Tied for most in MLB this month with 8 HRs, Soriano has out-homered the Yankees' entire lineup. (USATSI)
Tied for most in MLB this month with 8 HRs, Soriano has out-homered the Yankees' entire lineup. (USATSI)

In this year of austerity, A-Rod, injuries and fourth place, the Yankees can use Alfonso Soriano’s million-watt smile in their clubhouse.

They also can use his right-handed bat.

Not that he’s anywhere near the player who clubbed 39 homers and scooped up 102 RBI for them in 2002. Nor is he the player who once bashed 46 homers and produced a career-high .901 OPS for the Nationals in 2006.

But with 17 homers for the lowly Cubs in 93 games this season, Soriano, once commissioner Bud Selig signs off on this deal, immediately will rank second on the Yankees in home runs behind Robinson Cano’s 21.

Soriano, in fact, has out-homered the Yankees’ entire team by himself this month. He has eight, tied for the most in the majors. The Yankees have seven.

You may have heard, the Bronx Bombers are no more. Going into tonight’s series opener with Tampa Bay at Yankee Stadium, they have not received a home run from a right-handed hitter in more than a month, a span of 399 right-handed at-bats.

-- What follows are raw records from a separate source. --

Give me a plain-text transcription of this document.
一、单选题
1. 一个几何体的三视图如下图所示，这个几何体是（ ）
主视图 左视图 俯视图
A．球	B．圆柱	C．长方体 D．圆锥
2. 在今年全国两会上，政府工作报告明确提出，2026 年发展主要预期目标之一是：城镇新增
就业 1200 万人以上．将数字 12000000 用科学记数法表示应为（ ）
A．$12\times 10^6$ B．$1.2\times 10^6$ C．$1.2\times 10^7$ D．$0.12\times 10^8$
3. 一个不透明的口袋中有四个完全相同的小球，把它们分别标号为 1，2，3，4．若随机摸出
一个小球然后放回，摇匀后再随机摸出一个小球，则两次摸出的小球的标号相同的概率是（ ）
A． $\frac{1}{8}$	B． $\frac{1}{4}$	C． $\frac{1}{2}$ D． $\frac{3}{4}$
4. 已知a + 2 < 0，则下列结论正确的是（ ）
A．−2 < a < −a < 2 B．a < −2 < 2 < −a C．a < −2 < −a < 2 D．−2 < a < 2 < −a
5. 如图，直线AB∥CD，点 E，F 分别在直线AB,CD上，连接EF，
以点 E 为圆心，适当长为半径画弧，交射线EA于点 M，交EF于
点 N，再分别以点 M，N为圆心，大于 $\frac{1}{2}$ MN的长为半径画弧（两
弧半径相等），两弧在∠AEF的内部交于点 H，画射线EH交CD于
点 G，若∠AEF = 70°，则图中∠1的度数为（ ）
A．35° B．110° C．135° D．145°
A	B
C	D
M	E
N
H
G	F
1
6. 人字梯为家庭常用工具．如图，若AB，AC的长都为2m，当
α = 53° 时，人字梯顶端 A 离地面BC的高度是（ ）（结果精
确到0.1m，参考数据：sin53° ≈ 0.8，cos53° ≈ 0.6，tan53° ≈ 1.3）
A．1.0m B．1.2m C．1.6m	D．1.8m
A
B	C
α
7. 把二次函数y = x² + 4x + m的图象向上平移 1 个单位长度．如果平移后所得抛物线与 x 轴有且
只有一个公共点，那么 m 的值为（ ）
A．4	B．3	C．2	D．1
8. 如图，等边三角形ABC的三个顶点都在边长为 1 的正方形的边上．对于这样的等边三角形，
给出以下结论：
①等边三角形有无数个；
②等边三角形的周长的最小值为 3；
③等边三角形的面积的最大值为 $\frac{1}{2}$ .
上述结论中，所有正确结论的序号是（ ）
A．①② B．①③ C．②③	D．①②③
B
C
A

Where have you gone, Jayson Nix? Yes, it was Nix, who smacked the Yankees’ last right-handed home run way back on June 25. And we know where Nix has gone. To the disabled list (hamstring), like so many other Yankees.

Nix’s is the only homer by a right-handed Yankee in the club’s past 56 games, dating back to May 23. That covers a staggering span of 767 right-handed at-bats – and counting.

The Yankees now have gone 27 consecutive games without a home run from a right-handed hitter, their longest such streak since 1971, according to the Elias Sports Bureau. That’s two years before even the designated hitter was instituted (first-ever DH at-bat: Ron Blomberg, of the Yankees).

Overall, right-handed or left-handed, the Yankees have been held homerless in seven consecutive games, equaling their longest streak since June 12-17, 1996. If they fail to knock one over the fence tonight against Joe Maddon’s Rays, the seven-game drought will match their longest streak since April, 1990.

This is why the Yanks are Hoovering up bad contracts like kids racing down the street to catch the ice cream truck.

Assuming the Commissioner’s Office signs off on this deal, the Yankees will have nine players making $15 million or more this season. Part of that is because the New Yankees go panhandling frequently: They will pay less than half of the $25 million remaining on Soriano’s existing contract, colleague Jon Heyman reports, an estimated $7 or $8 million.

The Cubs, like the Angels before them with Vernon Wells, are happy to help a brother Yankees club in need. Desperate to unload Wells this spring, the Angels agreed to pay $29 million of the $42 million left on the outfielder’s contract.

When they acquired Ichiro Suzuki from the Mariners last July, they agreed to pay only $2.5 million of the roughly $8 million left on the one-time superstar’s deal. (They subsequently re-signed him over the winter).

Where they once were a proving ground for Derek Jeter, Mariano Rivera and world championships, the Yankees have become a dumping ground for toxic contracts.

Pride of the Yankees now equates to squeezing a few extra million bucks from a trade partner to cover another bad contract.

They haven’t had a chance, with the exodus of marquee (and productive) players to the disabled list. Jeter, Mark Teixeira, Curtis Granderson, even A-Rod … the list of players who once instilled fear in every opposing pitcher now simply is causing havoc on the clubhouse ice machine. There isn’t enough to go around.

Nor, are there enough long balls to go around. The Yankees’ 49 homerless games this season already are 18 more than all of last year, when they failed to homer in only 31 of 162 games. In these games in which the ball stays in the park, the Yankees are 17-32.

So no, Soriano at 37 is not the same player he was when he was a young colt of 26, or even 30.

But yes, he can help his former club – especially given his proclivity for mid-summer power binges.

Besides, hey … it beats installing A-Rod back into the lineup.